I did not grow up in a house where fruit and vegetables were bottled each year. Mom didn’t learn to can until after I was 15 and we moved to Arizona. Our house had many fruit trees, including a few peach trees that produced prolifically each year. Never one to let anything go to waste, Mom enlisted the help of a neighbor and bottled up that fruit. A whole new world opened up for Mom, but I was too much a teenager to pay any attention to any details.
It wasn’t until my husband and I had bought our first house and settled into domesticity that I wanted to learn to bottle the bounty available to me in the Pacific Northwest. I had a sweet friend that invited me over to her house to help her can applesauce. Next I went over with cherries. Before long, I had bought myself not only a big boil bath canner, but also a pressure canner and TONS of jars. I planted a garden and a Ball Blue book. Learning to can fruit, vegetables and jam was the best move I ever made. At one point, my pantry shelves were filled with green beans, carrots, cherries, applesauce, tomatoes, dill pickle relish, pizza sauce and even cream of mushroom soup.

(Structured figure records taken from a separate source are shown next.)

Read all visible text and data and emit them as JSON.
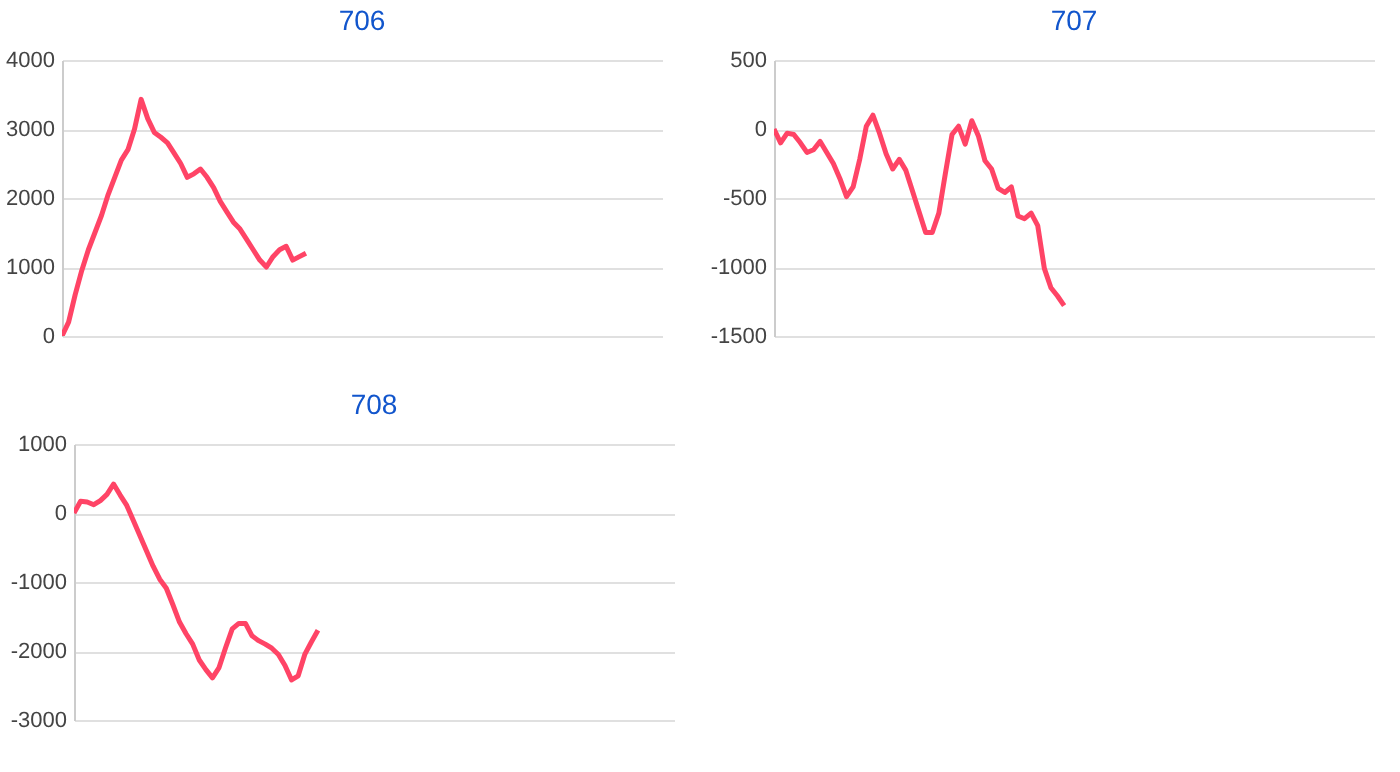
{
  "chart_data": [
    {
      "type": "line",
      "title": "706",
      "tick_labels": "y",
      "grid": "y",
      "legend": false,
      "ylim": [
        0,
        4000
      ],
      "yticks": [
        0,
        1000,
        2000,
        3000,
        4000
      ],
      "categories": [
        null,
        null,
        null,
        null,
        null,
        null,
        null,
        null,
        null,
        null,
        null,
        null,
        null,
        null,
        null,
        null,
        null,
        null,
        null,
        null,
        null,
        null,
        null,
        null,
        null,
        null,
        null,
        null,
        null,
        null,
        null,
        null,
        null,
        null,
        null,
        null,
        null,
        null,
        null,
        null,
        null,
        null,
        null,
        null,
        null,
        null,
        null,
        null,
        null,
        null,
        null,
        null,
        null,
        null,
        null,
        null,
        null,
        null,
        null,
        null,
        null,
        null,
        null,
        null,
        null,
        null,
        null,
        null,
        null,
        null,
        null,
        null,
        null,
        null,
        null,
        null,
        null,
        null,
        null,
        null,
        null,
        null,
        null,
        null,
        null,
        null,
        null,
        null,
        null,
        null,
        null,
        null
      ],
      "series": [
        {
          "color": "#ff4466",
          "values": [
            0,
            200,
            600,
            950,
            1250,
            1500,
            1750,
            2050,
            2300,
            2550,
            2700,
            3000,
            3430,
            3150,
            2950,
            2880,
            2800,
            2650,
            2500,
            2300,
            2350,
            2420,
            2300,
            2150,
            1950,
            1800,
            1650,
            1550,
            1400,
            1250,
            1100,
            1000,
            1150,
            1250,
            1300,
            1100,
            1150,
            1200,
            null,
            null,
            null,
            null,
            null,
            null,
            null,
            null,
            null,
            null,
            null,
            null,
            null,
            null,
            null,
            null,
            null,
            null,
            null,
            null,
            null,
            null,
            null,
            null,
            null,
            null,
            null,
            null,
            null,
            null,
            null,
            null,
            null,
            null,
            null,
            null,
            null,
            null,
            null,
            null,
            null,
            null,
            null,
            null,
            null,
            null,
            null,
            null,
            null,
            null,
            null,
            null,
            null,
            null
          ]
        }
      ]
    },
    {
      "type": "line",
      "title": "707",
      "tick_labels": "y",
      "grid": "y",
      "legend": false,
      "ylim": [
        -1500,
        500
      ],
      "yticks": [
        -1500,
        -1000,
        -500,
        0,
        500
      ],
      "categories": [
        null,
        null,
        null,
        null,
        null,
        null,
        null,
        null,
        null,
        null,
        null,
        null,
        null,
        null,
        null,
        null,
        null,
        null,
        null,
        null,
        null,
        null,
        null,
        null,
        null,
        null,
        null,
        null,
        null,
        null,
        null,
        null,
        null,
        null,
        null,
        null,
        null,
        null,
        null,
        null,
        null,
        null,
        null,
        null,
        null,
        null,
        null,
        null,
        null,
        null,
        null,
        null,
        null,
        null,
        null,
        null,
        null,
        null,
        null,
        null,
        null,
        null,
        null,
        null,
        null,
        null,
        null,
        null,
        null,
        null,
        null,
        null,
        null,
        null,
        null,
        null,
        null,
        null,
        null,
        null,
        null,
        null,
        null,
        null,
        null,
        null,
        null,
        null,
        null,
        null,
        null,
        null
      ],
      "series": [
        {
          "color": "#ff4466",
          "values": [
            0,
            -100,
            -30,
            -40,
            -100,
            -170,
            -150,
            -90,
            -170,
            -250,
            -360,
            -490,
            -420,
            -220,
            20,
            100,
            -30,
            -180,
            -290,
            -220,
            -300,
            -450,
            -600,
            -750,
            -750,
            -610,
            -320,
            -40,
            20,
            -110,
            60,
            -50,
            -230,
            -290,
            -430,
            -460,
            -420,
            -630,
            -650,
            -610,
            -700,
            -1010,
            -1150,
            -1210,
            -1280,
            null,
            null,
            null,
            null,
            null,
            null,
            null,
            null,
            null,
            null,
            null,
            null,
            null,
            null,
            null,
            null,
            null,
            null,
            null,
            null,
            null,
            null,
            null,
            null,
            null,
            null,
            null,
            null,
            null,
            null,
            null,
            null,
            null,
            null,
            null,
            null,
            null,
            null,
            null,
            null,
            null,
            null,
            null,
            null,
            null,
            null,
            null
          ]
        }
      ]
    },
    {
      "type": "line",
      "title": "708",
      "tick_labels": "y",
      "grid": "y",
      "legend": false,
      "ylim": [
        -3000,
        1000
      ],
      "yticks": [
        -3000,
        -2000,
        -1000,
        0,
        1000
      ],
      "categories": [
        null,
        null,
        null,
        null,
        null,
        null,
        null,
        null,
        null,
        null,
        null,
        null,
        null,
        null,
        null,
        null,
        null,
        null,
        null,
        null,
        null,
        null,
        null,
        null,
        null,
        null,
        null,
        null,
        null,
        null,
        null,
        null,
        null,
        null,
        null,
        null,
        null,
        null,
        null,
        null,
        null,
        null,
        null,
        null,
        null,
        null,
        null,
        null,
        null,
        null,
        null,
        null,
        null,
        null,
        null,
        null,
        null,
        null,
        null,
        null,
        null,
        null,
        null,
        null,
        null,
        null,
        null,
        null,
        null,
        null,
        null,
        null,
        null,
        null,
        null,
        null,
        null,
        null,
        null,
        null,
        null,
        null,
        null,
        null,
        null,
        null,
        null,
        null,
        null,
        null,
        null,
        null
      ],
      "series": [
        {
          "color": "#ff4466",
          "values": [
            0,
            170,
            160,
            120,
            180,
            270,
            420,
            260,
            110,
            -110,
            -330,
            -550,
            -770,
            -960,
            -1090,
            -1330,
            -1580,
            -1750,
            -1900,
            -2130,
            -2270,
            -2390,
            -2240,
            -1950,
            -1680,
            -1600,
            -1600,
            -1780,
            -1850,
            -1900,
            -1960,
            -2050,
            -2210,
            -2420,
            -2360,
            -2050,
            -1870,
            -1700,
            null,
            null,
            null,
            null,
            null,
            null,
            null,
            null,
            null,
            null,
            null,
            null,
            null,
            null,
            null,
            null,
            null,
            null,
            null,
            null,
            null,
            null,
            null,
            null,
            null,
            null,
            null,
            null,
            null,
            null,
            null,
            null,
            null,
            null,
            null,
            null,
            null,
            null,
            null,
            null,
            null,
            null,
            null,
            null,
            null,
            null,
            null,
            null,
            null,
            null,
            null,
            null,
            null,
            null
          ]
        }
      ]
    }
  ]
}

Since my move to FL last summer, I have not replenished my shelves. I left almost all of my mason jars with my mom in Arizona and have had to start over from scratch. I decided it was about time that I shared an incredibly economical way to can dry beans. There is no precooking involved; no slicing and dicing. Simply fill the jars with beans and salt, followed by boiling water and pressure them to seal. Once done, I can simply open a jar and have fully cooked beans ready for any recipe for a fraction of the cost of store bought canned beans. You can season them in any way you choose. For ease, this time I simply canned them plain.
- 7 cup dried beans
- 7 tsp salt
- boiling water
- Line up 7 clean 1 quart sized mason jars.
- Fill each jar with 1 cup of dried beans (any kind).

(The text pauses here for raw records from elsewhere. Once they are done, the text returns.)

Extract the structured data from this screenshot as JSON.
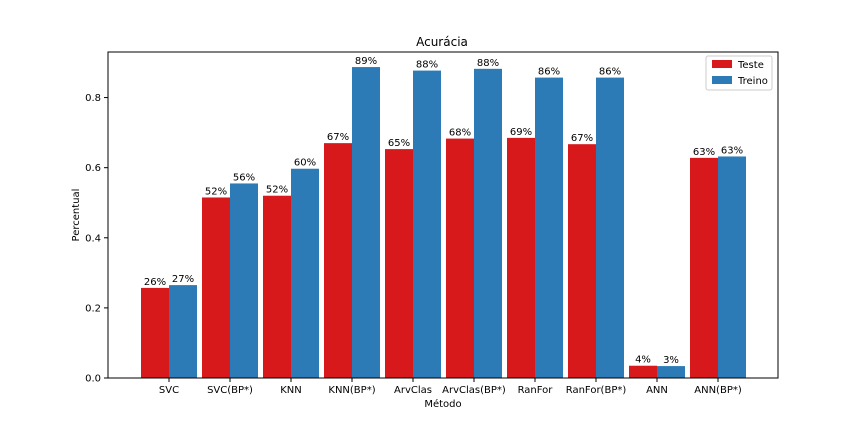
{
  "chart_data": {
    "type": "bar",
    "title": "Acurácia",
    "xlabel": "Método",
    "ylabel": "Percentual",
    "categories": [
      "SVC",
      "SVC(BP*)",
      "KNN",
      "KNN(BP*)",
      "ArvClas",
      "ArvClas(BP*)",
      "RanFor",
      "RanFor(BP*)",
      "ANN",
      "ANN(BP*)"
    ],
    "series": [
      {
        "name": "Teste",
        "color": "#d7191c",
        "values": [
          0.257,
          0.515,
          0.52,
          0.67,
          0.653,
          0.683,
          0.685,
          0.667,
          0.035,
          0.628
        ],
        "labels": [
          "26%",
          "52%",
          "52%",
          "67%",
          "65%",
          "68%",
          "69%",
          "67%",
          "4%",
          "63%"
        ]
      },
      {
        "name": "Treino",
        "color": "#2c7bb6",
        "values": [
          0.265,
          0.555,
          0.597,
          0.887,
          0.877,
          0.882,
          0.857,
          0.857,
          0.034,
          0.632
        ],
        "labels": [
          "27%",
          "56%",
          "60%",
          "89%",
          "88%",
          "88%",
          "86%",
          "86%",
          "3%",
          "63%"
        ]
      }
    ],
    "ylim": [
      0,
      0.93
    ],
    "yticks": [
      0.0,
      0.2,
      0.4,
      0.6,
      0.8
    ],
    "ytick_labels": [
      "0.0",
      "0.2",
      "0.4",
      "0.6",
      "0.8"
    ],
    "grid": false,
    "legend_position": "top-right"
  }
}
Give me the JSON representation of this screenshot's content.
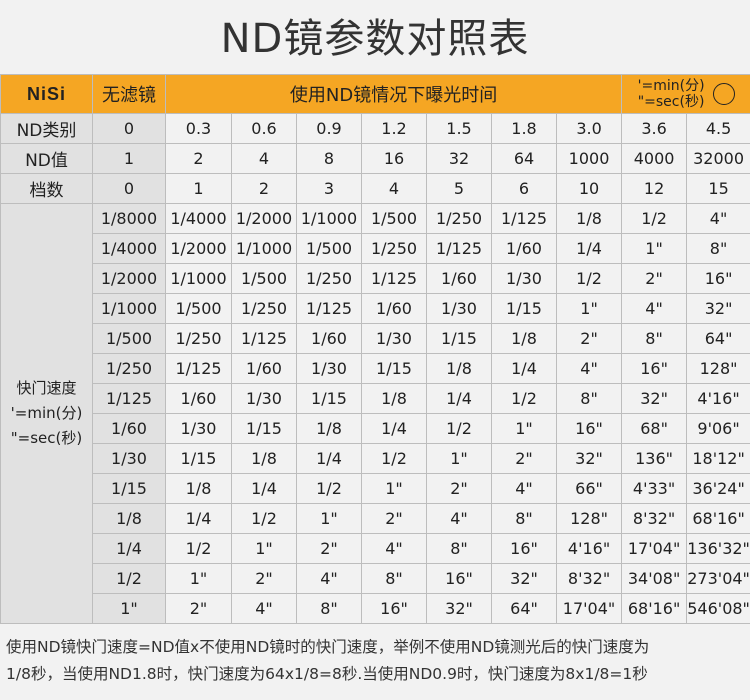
{
  "title": "ND镜参数对照表",
  "header": {
    "brand": "NiSi",
    "no_filter": "无滤镜",
    "caption": "使用ND镜情况下曝光时间",
    "unit_min": "'=min(分)",
    "unit_sec": "\"=sec(秒)"
  },
  "rows": {
    "nd_type": {
      "label": "ND类别",
      "values": [
        "0",
        "0.3",
        "0.6",
        "0.9",
        "1.2",
        "1.5",
        "1.8",
        "3.0",
        "3.6",
        "4.5"
      ]
    },
    "nd_value": {
      "label": "ND值",
      "values": [
        "1",
        "2",
        "4",
        "8",
        "16",
        "32",
        "64",
        "1000",
        "4000",
        "32000"
      ]
    },
    "stops": {
      "label": "档数",
      "values": [
        "0",
        "1",
        "2",
        "3",
        "4",
        "5",
        "6",
        "10",
        "12",
        "15"
      ]
    }
  },
  "shutter": {
    "label": "快门速度",
    "unit_min": "'=min(分)",
    "unit_sec": "\"=sec(秒)",
    "rows": [
      [
        "1/8000",
        "1/4000",
        "1/2000",
        "1/1000",
        "1/500",
        "1/250",
        "1/125",
        "1/8",
        "1/2",
        "4\""
      ],
      [
        "1/4000",
        "1/2000",
        "1/1000",
        "1/500",
        "1/250",
        "1/125",
        "1/60",
        "1/4",
        "1\"",
        "8\""
      ],
      [
        "1/2000",
        "1/1000",
        "1/500",
        "1/250",
        "1/125",
        "1/60",
        "1/30",
        "1/2",
        "2\"",
        "16\""
      ],
      [
        "1/1000",
        "1/500",
        "1/250",
        "1/125",
        "1/60",
        "1/30",
        "1/15",
        "1\"",
        "4\"",
        "32\""
      ],
      [
        "1/500",
        "1/250",
        "1/125",
        "1/60",
        "1/30",
        "1/15",
        "1/8",
        "2\"",
        "8\"",
        "64\""
      ],
      [
        "1/250",
        "1/125",
        "1/60",
        "1/30",
        "1/15",
        "1/8",
        "1/4",
        "4\"",
        "16\"",
        "128\""
      ],
      [
        "1/125",
        "1/60",
        "1/30",
        "1/15",
        "1/8",
        "1/4",
        "1/2",
        "8\"",
        "32\"",
        "4'16\""
      ],
      [
        "1/60",
        "1/30",
        "1/15",
        "1/8",
        "1/4",
        "1/2",
        "1\"",
        "16\"",
        "68\"",
        "9'06\""
      ],
      [
        "1/30",
        "1/15",
        "1/8",
        "1/4",
        "1/2",
        "1\"",
        "2\"",
        "32\"",
        "136\"",
        "18'12\""
      ],
      [
        "1/15",
        "1/8",
        "1/4",
        "1/2",
        "1\"",
        "2\"",
        "4\"",
        "66\"",
        "4'33\"",
        "36'24\""
      ],
      [
        "1/8",
        "1/4",
        "1/2",
        "1\"",
        "2\"",
        "4\"",
        "8\"",
        "128\"",
        "8'32\"",
        "68'16\""
      ],
      [
        "1/4",
        "1/2",
        "1\"",
        "2\"",
        "4\"",
        "8\"",
        "16\"",
        "4'16\"",
        "17'04\"",
        "136'32\""
      ],
      [
        "1/2",
        "1\"",
        "2\"",
        "4\"",
        "8\"",
        "16\"",
        "32\"",
        "8'32\"",
        "34'08\"",
        "273'04\""
      ],
      [
        "1\"",
        "2\"",
        "4\"",
        "8\"",
        "16\"",
        "32\"",
        "64\"",
        "17'04\"",
        "68'16\"",
        "546'08\""
      ]
    ]
  },
  "note_line1": "使用ND镜快门速度=ND值x不使用ND镜时的快门速度，举例不使用ND镜测光后的快门速度为",
  "note_line2": "1/8秒，当使用ND1.8时，快门速度为64x1/8=8秒.当使用ND0.9时，快门速度为8x1/8=1秒"
}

- Add 1 tsp salt to each jar.
- Fill the jars with boiling water, leaving 1 inch head space
- Attach brand new seals and rings.
- Place in pressure canner
- Close pressure canner and following instructions for your elevation, cook for 75 minutes.
- Remove canner from heat and let cool until the pressure indicator falls back into place
- Remove jars from pot and let cool on counter.